Novate: in tribunale cinque testimoni per la morte di Felice Guarna, dimesso poco prima dal PS

L'androne del palazzo dove morì Felice Guarna
Si è svolta lunedì mattina presso il tribunale di Lecco la prima udienza del processo per la morte di Felice Guarna, il 63enne di Novate deceduto a seguito di un malore pochi minuti dopo essere stato dimesso dal pronto soccorso dell'ospedale Mandic di Merate. La vicenda, che risale al maggio del 2009, vede sul banco degli imputati con l'accusa di omicidio colposo la dottoressa Antonella Peigottu, all'epoca dei fatti medico presso il ps del nosocomio meratese. Fu, infatti, proprio la dottoressa Peigottu a dimettere Felice Guarna dopo avergli somministrato una puntura di Voltaren. L'uomo, una volta arrivato a casa, si accasciò proprio nell'androne della sua abitazione e non riprese più conoscenza. A nulla valsero i tentavi di rianimarlo da parte dei sanitari del 118, che poterono solo constatarne il decesso.
Cinque le persone chiamate oggi a testimoniare in aula: il maresciallo Edonio Pecoraro, comandante della stazione carabinieri di Merate, la moglie e il figlio della vittima, il vicino di casa che accompagnò il signor Guarna prima dalla guardia medica e poi al pronto soccorso, ed infine il medico di turno nell'ambulatorio di guardia medica quella notte, il dottor Salvatore Caci. Stando a quanto emerso dalle dichiarazioni rilasciate dai testi, la vittima aveva cominciato ad accusare dolori alla spalla fin dalla mattinata del sabato, mentre stava svolgendo dei piccoli lavoretti di manutenzione presso la casa del figlio, dolori poi continuanti anche nel pomeriggio e nella serata e tali da indurre l'uomo ad effettuare una prima telefonata alla guardia medica. Fu proprio il dottor Caci a rispondere a questa chiamata arrivata intorno alla una della notte tra sabato 2 e domenica 3 maggio, invitando quindi il signor Guarna, che abitava con la moglie in via Giotto, a poca distanza dal Mandic, a recarsi direttamente presso l'ambulatorio. A questo punto Felice Guarna, accompagnato dal vicino Giovanni V., raggiunse in auto il San Leopoldo Mandic dove, a seguito della visita effettuata dallo stesso dottor Caci, venne invitato a recarsi presso il vicino pronto soccorso per, citiamo testualmente, "ulteriori accertamenti". Quella che, infatti, in un primo momento poteva sembrare "una banale contrattura", ha ricordato il dottor Caci in aula citando le parole utilizzate dalla vittima stessa nel descrivere il tipo di dolore accusato, era parsa in seguito compatibile con la sintomatologia tipica di un problema cardiaco. Passarono pochi minuti e il signor Guarna effettuò l'accettazione presso il triage del pronto scorso dove, con codice verde, venne sottoposto a visita medica ed esame radiografico, ma non all'elettrocardiogramma, e venne infine dimesso con diagnosi "dorsalgia da contrattura muscolare".

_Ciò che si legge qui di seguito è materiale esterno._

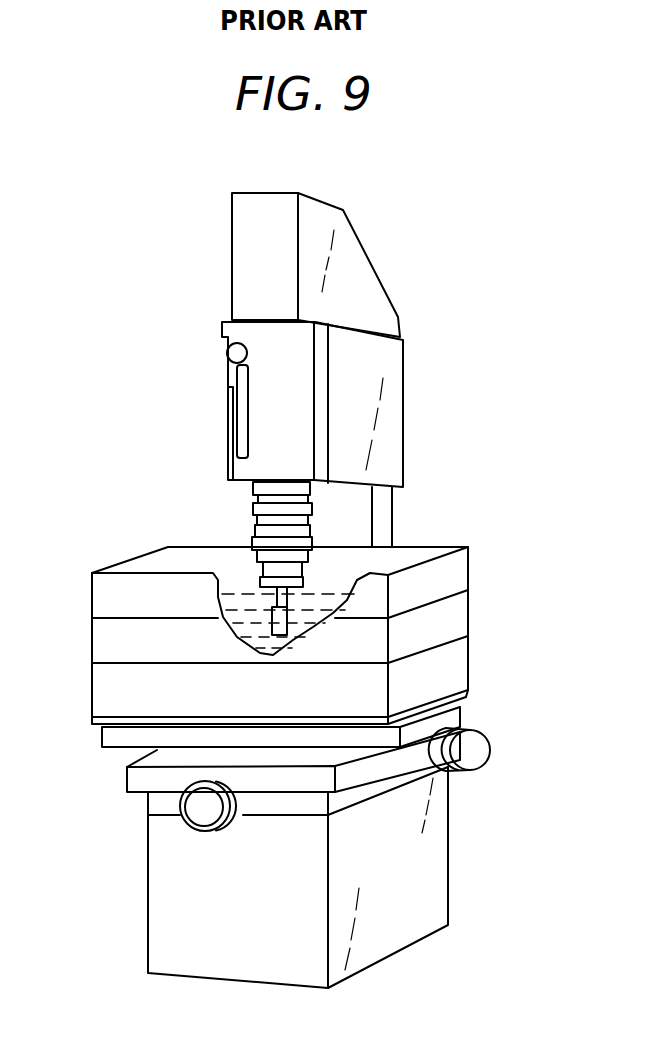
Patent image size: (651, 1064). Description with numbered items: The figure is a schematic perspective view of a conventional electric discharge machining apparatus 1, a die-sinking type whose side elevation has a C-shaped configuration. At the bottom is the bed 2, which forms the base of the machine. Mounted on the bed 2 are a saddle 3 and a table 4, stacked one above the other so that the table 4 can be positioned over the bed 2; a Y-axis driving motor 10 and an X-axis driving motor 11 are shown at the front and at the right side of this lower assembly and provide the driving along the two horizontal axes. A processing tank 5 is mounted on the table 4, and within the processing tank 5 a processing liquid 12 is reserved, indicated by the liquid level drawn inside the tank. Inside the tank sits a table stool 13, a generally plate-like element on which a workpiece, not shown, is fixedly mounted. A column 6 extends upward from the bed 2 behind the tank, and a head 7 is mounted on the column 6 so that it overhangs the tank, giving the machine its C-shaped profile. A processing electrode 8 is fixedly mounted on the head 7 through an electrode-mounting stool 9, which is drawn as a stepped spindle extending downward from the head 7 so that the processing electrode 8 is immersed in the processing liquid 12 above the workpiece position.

The electric discharge machining apparatus 1 is at (471, 271).
The bed 2 is at (450, 884).
The saddle 3 is at (404, 777).
The table 4 is at (128, 778).
The processing tank 5 is at (92, 665).
The column 6 is at (387, 511).
The head 7 is at (393, 297).
The processing electrode 8 is at (284, 622).
The electrode-mounting stool 9 is at (250, 535).
The Y-axis driving motor 10 is at (203, 831).
The X-axis driving motor 11 is at (476, 758).
The processing liquid 12 is at (226, 603).
The table stool 13 is at (105, 736).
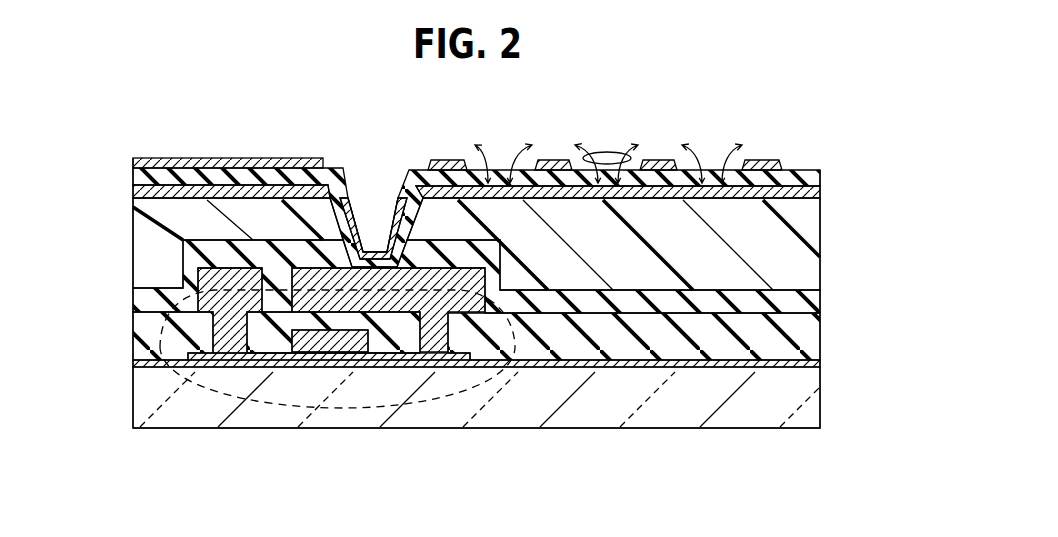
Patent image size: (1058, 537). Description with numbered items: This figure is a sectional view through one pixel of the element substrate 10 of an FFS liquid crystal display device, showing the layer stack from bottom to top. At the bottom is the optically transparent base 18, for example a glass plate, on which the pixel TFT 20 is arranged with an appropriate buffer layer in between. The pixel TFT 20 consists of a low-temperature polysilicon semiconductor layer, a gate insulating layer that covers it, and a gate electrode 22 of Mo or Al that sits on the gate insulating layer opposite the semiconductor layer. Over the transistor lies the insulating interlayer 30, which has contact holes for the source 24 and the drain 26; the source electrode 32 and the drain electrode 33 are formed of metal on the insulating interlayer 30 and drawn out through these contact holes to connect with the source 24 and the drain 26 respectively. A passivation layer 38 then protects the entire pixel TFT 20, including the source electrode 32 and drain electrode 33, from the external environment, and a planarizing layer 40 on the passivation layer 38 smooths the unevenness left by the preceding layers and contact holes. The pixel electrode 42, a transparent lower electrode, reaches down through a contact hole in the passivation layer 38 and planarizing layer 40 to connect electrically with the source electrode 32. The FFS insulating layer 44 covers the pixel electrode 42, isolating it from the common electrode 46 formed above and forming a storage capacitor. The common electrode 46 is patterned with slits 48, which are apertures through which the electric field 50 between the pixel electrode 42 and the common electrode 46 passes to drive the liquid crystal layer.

The element substrate 10 is at (165, 136).
The optically transparent base 18 is at (800, 400).
The pixel TFT 20 is at (370, 408).
The gate electrode 22 is at (315, 370).
The source 24 is at (432, 370).
The drain 26 is at (228, 370).
The insulating interlayer 30 is at (822, 345).
The source electrode 32 is at (496, 318).
The drain electrode 33 is at (172, 369).
The passivation layer 38 is at (822, 297).
The planarizing layer 40 is at (805, 246).
The pixel electrode 42 is at (822, 190).
The FFS insulating layer 44 is at (812, 170).
The common electrode 46 is at (776, 160).
The slits 48 is at (708, 154).
The electric field 50 is at (608, 153).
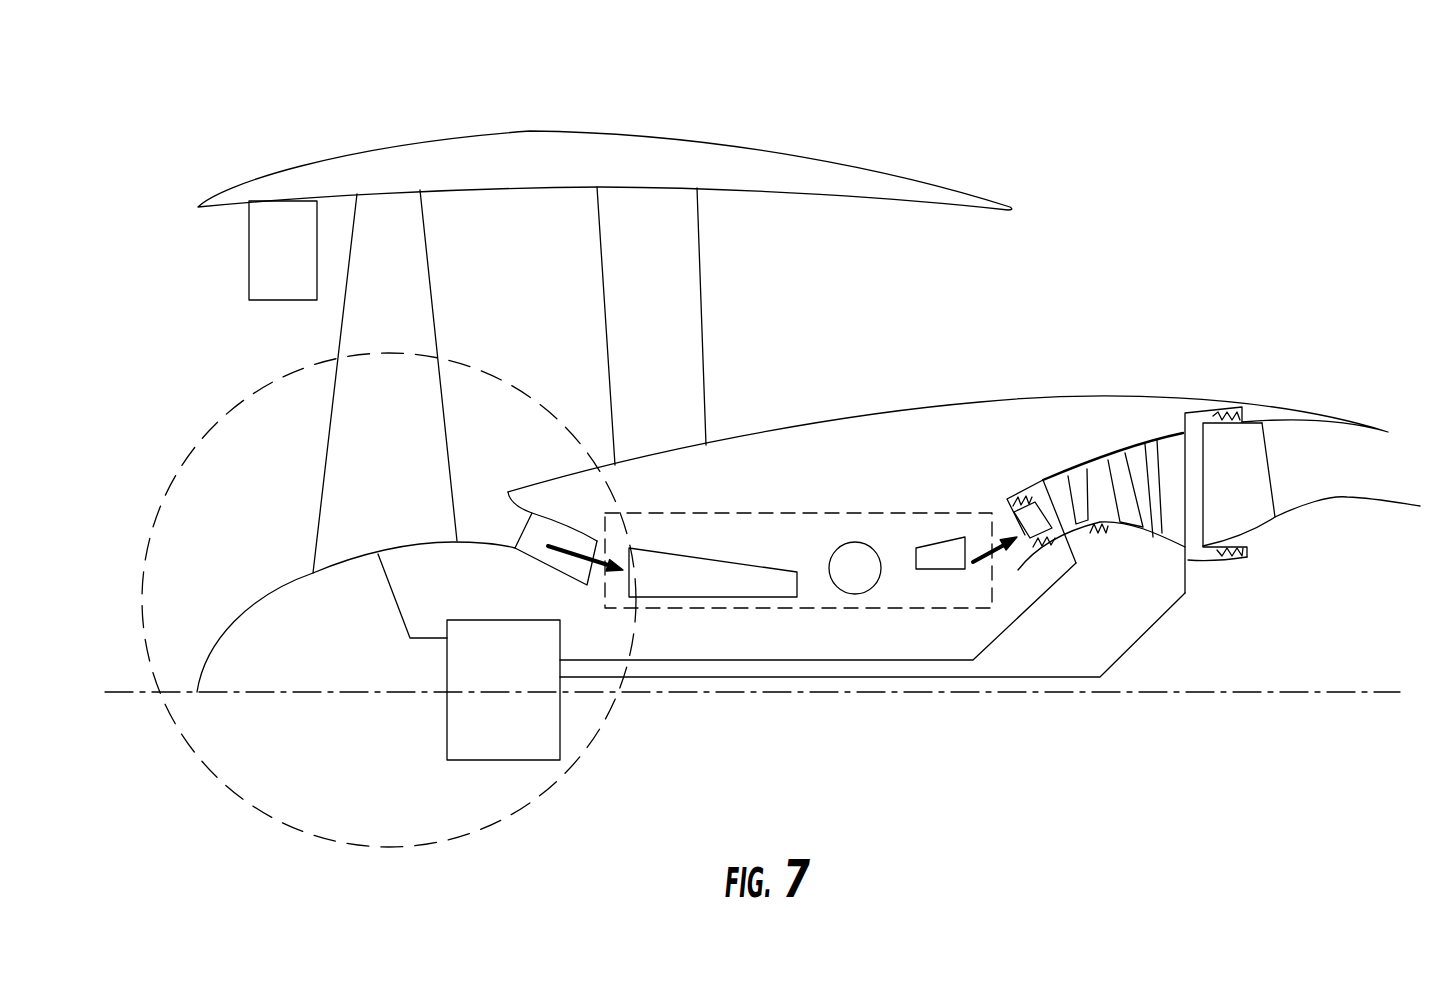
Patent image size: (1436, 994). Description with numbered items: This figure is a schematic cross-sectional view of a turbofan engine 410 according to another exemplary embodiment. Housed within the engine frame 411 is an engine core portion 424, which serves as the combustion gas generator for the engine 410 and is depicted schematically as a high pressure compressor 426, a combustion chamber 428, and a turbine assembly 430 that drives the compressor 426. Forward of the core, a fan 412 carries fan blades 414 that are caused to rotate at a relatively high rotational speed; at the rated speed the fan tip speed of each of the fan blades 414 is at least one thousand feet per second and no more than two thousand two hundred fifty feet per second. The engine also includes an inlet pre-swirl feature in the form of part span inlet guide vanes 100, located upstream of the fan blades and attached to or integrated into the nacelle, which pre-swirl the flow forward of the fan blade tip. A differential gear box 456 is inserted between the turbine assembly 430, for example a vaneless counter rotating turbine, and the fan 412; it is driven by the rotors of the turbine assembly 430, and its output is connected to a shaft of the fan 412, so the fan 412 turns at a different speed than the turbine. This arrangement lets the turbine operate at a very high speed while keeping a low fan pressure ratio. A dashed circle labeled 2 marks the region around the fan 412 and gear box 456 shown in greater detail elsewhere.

The part span inlet guide vanes 100 is at (268, 232).
The turbofan engine 410 is at (1178, 122).
The engine frame 411 is at (906, 406).
The fan 412 is at (292, 441).
The fan blades 414 is at (385, 398).
The engine core portion 424 is at (708, 513).
The high pressure compressor 426 is at (659, 597).
The combustion chamber 428 is at (855, 594).
The turbine assembly 430 is at (948, 569).
The differential gear box 456 is at (478, 716).
The detail view region 2 is at (152, 487).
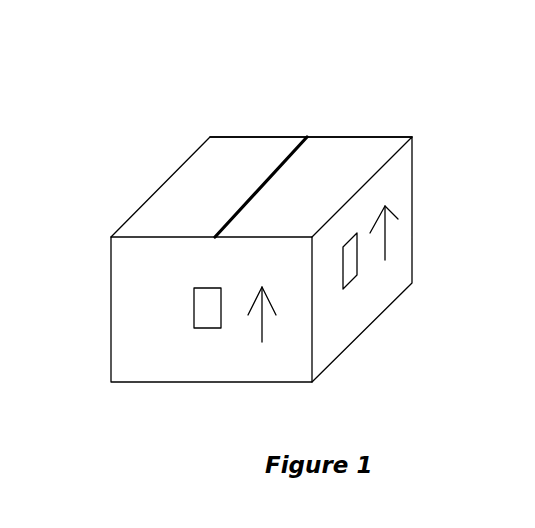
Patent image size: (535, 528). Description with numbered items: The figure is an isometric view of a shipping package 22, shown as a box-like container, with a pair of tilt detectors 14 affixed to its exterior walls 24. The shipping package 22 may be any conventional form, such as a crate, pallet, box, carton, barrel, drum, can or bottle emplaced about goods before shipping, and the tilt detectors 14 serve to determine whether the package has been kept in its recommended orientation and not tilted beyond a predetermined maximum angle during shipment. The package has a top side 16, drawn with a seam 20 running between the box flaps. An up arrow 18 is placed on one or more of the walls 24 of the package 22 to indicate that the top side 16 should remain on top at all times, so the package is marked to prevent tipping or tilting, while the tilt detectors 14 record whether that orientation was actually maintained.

The tilt detector 14 is at (203, 301).
The top side 16 is at (221, 181).
The up arrow 18 is at (265, 329).
The seam 20 is at (304, 140).
The shipping package 22 is at (247, 137).
The wall 24 is at (155, 315).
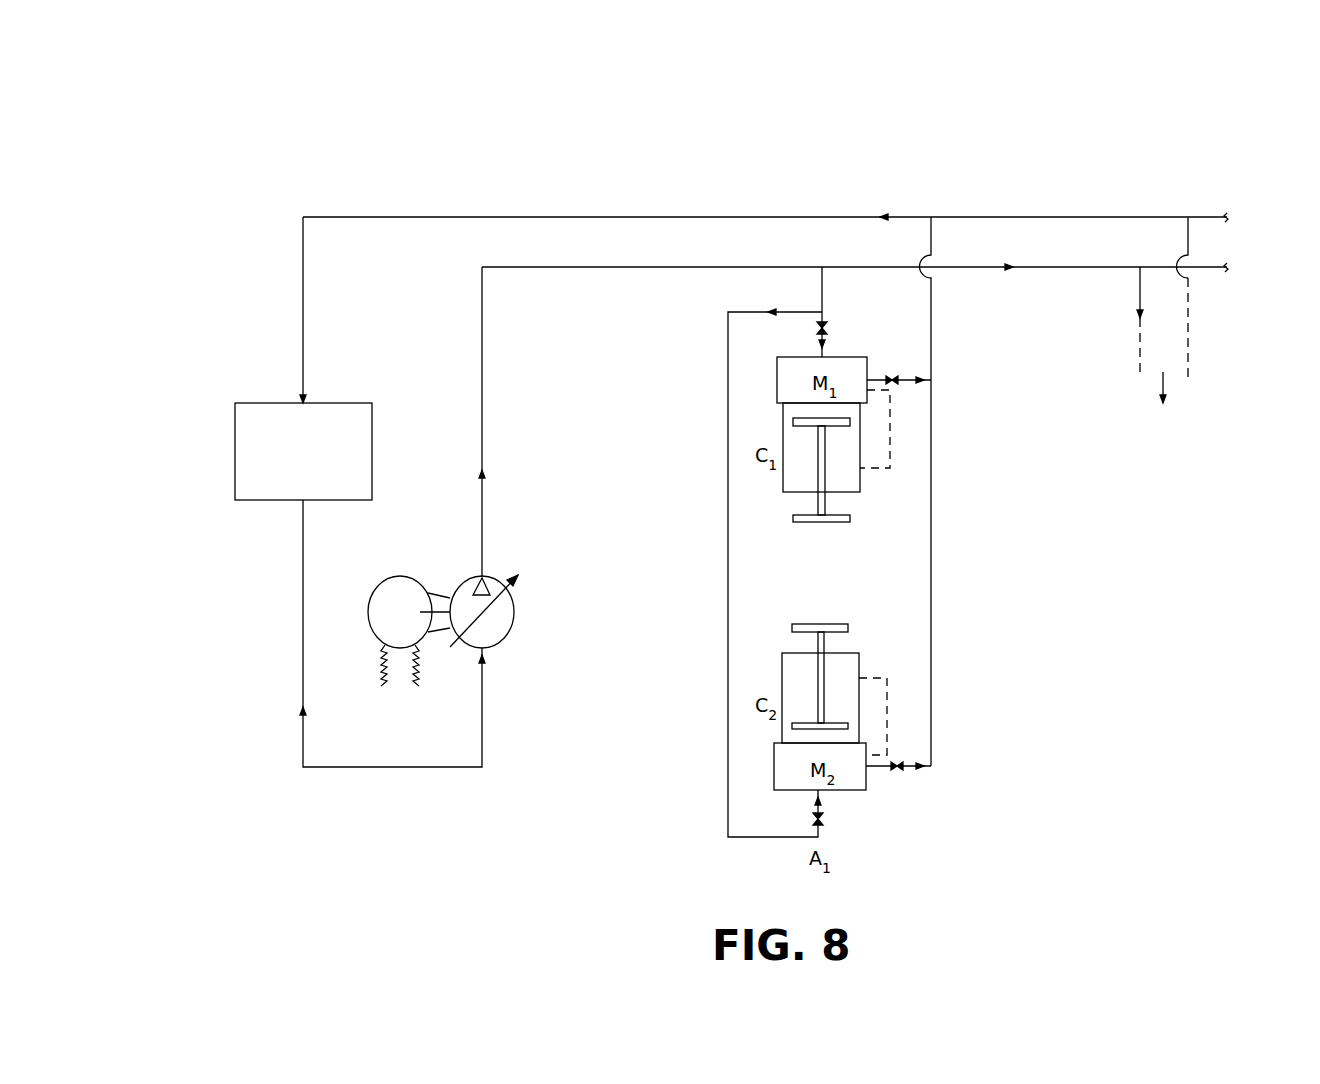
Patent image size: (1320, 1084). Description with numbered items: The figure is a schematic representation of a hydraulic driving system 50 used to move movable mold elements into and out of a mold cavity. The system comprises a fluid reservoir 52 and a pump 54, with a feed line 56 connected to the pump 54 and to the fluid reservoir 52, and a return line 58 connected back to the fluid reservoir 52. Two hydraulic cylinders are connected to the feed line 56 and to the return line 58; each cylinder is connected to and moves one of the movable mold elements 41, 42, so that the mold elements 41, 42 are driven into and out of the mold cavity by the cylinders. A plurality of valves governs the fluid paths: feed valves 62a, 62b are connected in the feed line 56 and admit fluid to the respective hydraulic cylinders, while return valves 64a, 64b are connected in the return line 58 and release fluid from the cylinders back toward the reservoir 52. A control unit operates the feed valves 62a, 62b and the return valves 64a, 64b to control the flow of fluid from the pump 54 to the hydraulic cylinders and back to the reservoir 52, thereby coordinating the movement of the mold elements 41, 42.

The driving system 50 is at (885, 124).
The fluid reservoir 52 is at (235, 465).
The pump 54 is at (514, 620).
The feed line 56 is at (537, 268).
The return line 58 is at (537, 216).
The feed valve 62a is at (827, 326).
The feed valve 62b is at (822, 824).
The return valve 64a is at (891, 378).
The return valve 64b is at (900, 769).
The movable mold element 41 is at (793, 521).
The movable mold element 42 is at (792, 628).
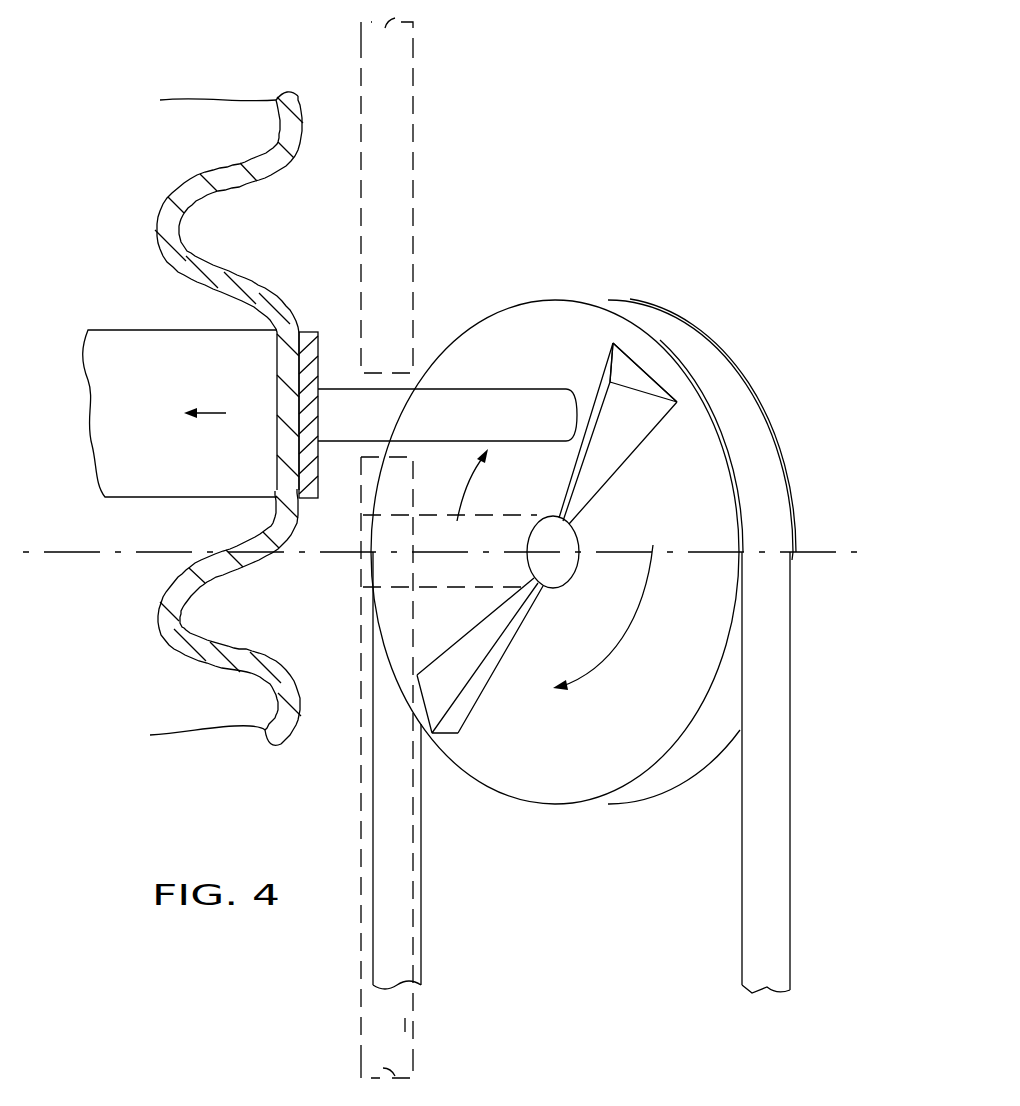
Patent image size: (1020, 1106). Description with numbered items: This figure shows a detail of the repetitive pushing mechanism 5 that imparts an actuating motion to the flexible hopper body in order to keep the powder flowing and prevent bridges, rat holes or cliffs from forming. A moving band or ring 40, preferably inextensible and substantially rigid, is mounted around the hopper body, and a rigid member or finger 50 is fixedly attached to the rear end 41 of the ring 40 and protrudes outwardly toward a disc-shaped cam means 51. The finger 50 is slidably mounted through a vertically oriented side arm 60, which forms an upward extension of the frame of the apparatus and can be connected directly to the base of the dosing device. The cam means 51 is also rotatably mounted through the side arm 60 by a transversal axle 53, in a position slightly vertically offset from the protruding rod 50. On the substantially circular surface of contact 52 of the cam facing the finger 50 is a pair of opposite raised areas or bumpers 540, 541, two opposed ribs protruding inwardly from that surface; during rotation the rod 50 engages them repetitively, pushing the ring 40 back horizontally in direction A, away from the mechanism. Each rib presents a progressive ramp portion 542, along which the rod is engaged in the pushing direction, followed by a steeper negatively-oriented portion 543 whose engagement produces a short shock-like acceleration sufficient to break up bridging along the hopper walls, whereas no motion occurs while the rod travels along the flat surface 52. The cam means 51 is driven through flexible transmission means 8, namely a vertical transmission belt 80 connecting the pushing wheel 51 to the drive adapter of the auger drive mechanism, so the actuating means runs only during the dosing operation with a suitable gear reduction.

The repetitive pushing mechanism 5 is at (693, 247).
The flexible transmission means 8 is at (803, 684).
The moving band or ring 40 is at (143, 347).
The rear end of the ring 41 is at (322, 343).
The rigid member or finger 50 is at (497, 397).
The disc-shaped cam means 51 is at (543, 826).
The circular surface of contact 52 is at (710, 490).
The transversal axle 53 is at (455, 588).
The side arm 60 is at (407, 1027).
The vertical transmission belt 80 is at (760, 880).
The raised area or bumper 540 is at (642, 375).
The raised area or bumper 541 is at (464, 710).
The progressive ramp portion 542 is at (647, 415).
The steeper negatively-oriented portion 543 is at (611, 382).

Particolarmente toccante è stata la testimonianza resa dalla moglie della vittima, la signora Ivana, che con dolore ha ripercorso le ultime ore di vita del marito fino ai drammatici momenti consumati nell'androne di casa, dove il signor Guarna è deceduto sotto il suo sguardo sconvolto e incredulo. Una morte difficile da accettare, ha precisato la signora Ivana, a cui si aggiungono anche le difficoltà economiche sorte proprio a seguito della prematura scomparsa del marito. L'uomo, stimato manager presso una multinazionale con sede in Svizzera, percepiva, infatti, uno stipendio di gran lunga superiore rispetto alla modesta pensione di reversibilità con cui la donna è oggi costretta a vivere. Come dicevamo è stato chiamato a testimoniare anche il figlio del signor Guarna, Simone, che ha confermato davanti al giudice un particolare emerso durante le prime fasi dell'indagine. Il giovane ha, infatti, riferito in aula di aver assistito negli istanti immediatamente successivi al decesso del padre ad una concitata telefonata del medico del 118 intervenuto presso l'abitazione di via Giotto, telefonata durante la quale l'uomo, visibilmente alterato, avrebbe detto "è l'ultima persona che dimettete e che dite che non ha un cazzo". 
Durante la prossima udienza del processo, fissata per il mese di ottobre, verranno ascoltati i consulenti incaricati dal pubblico ministero.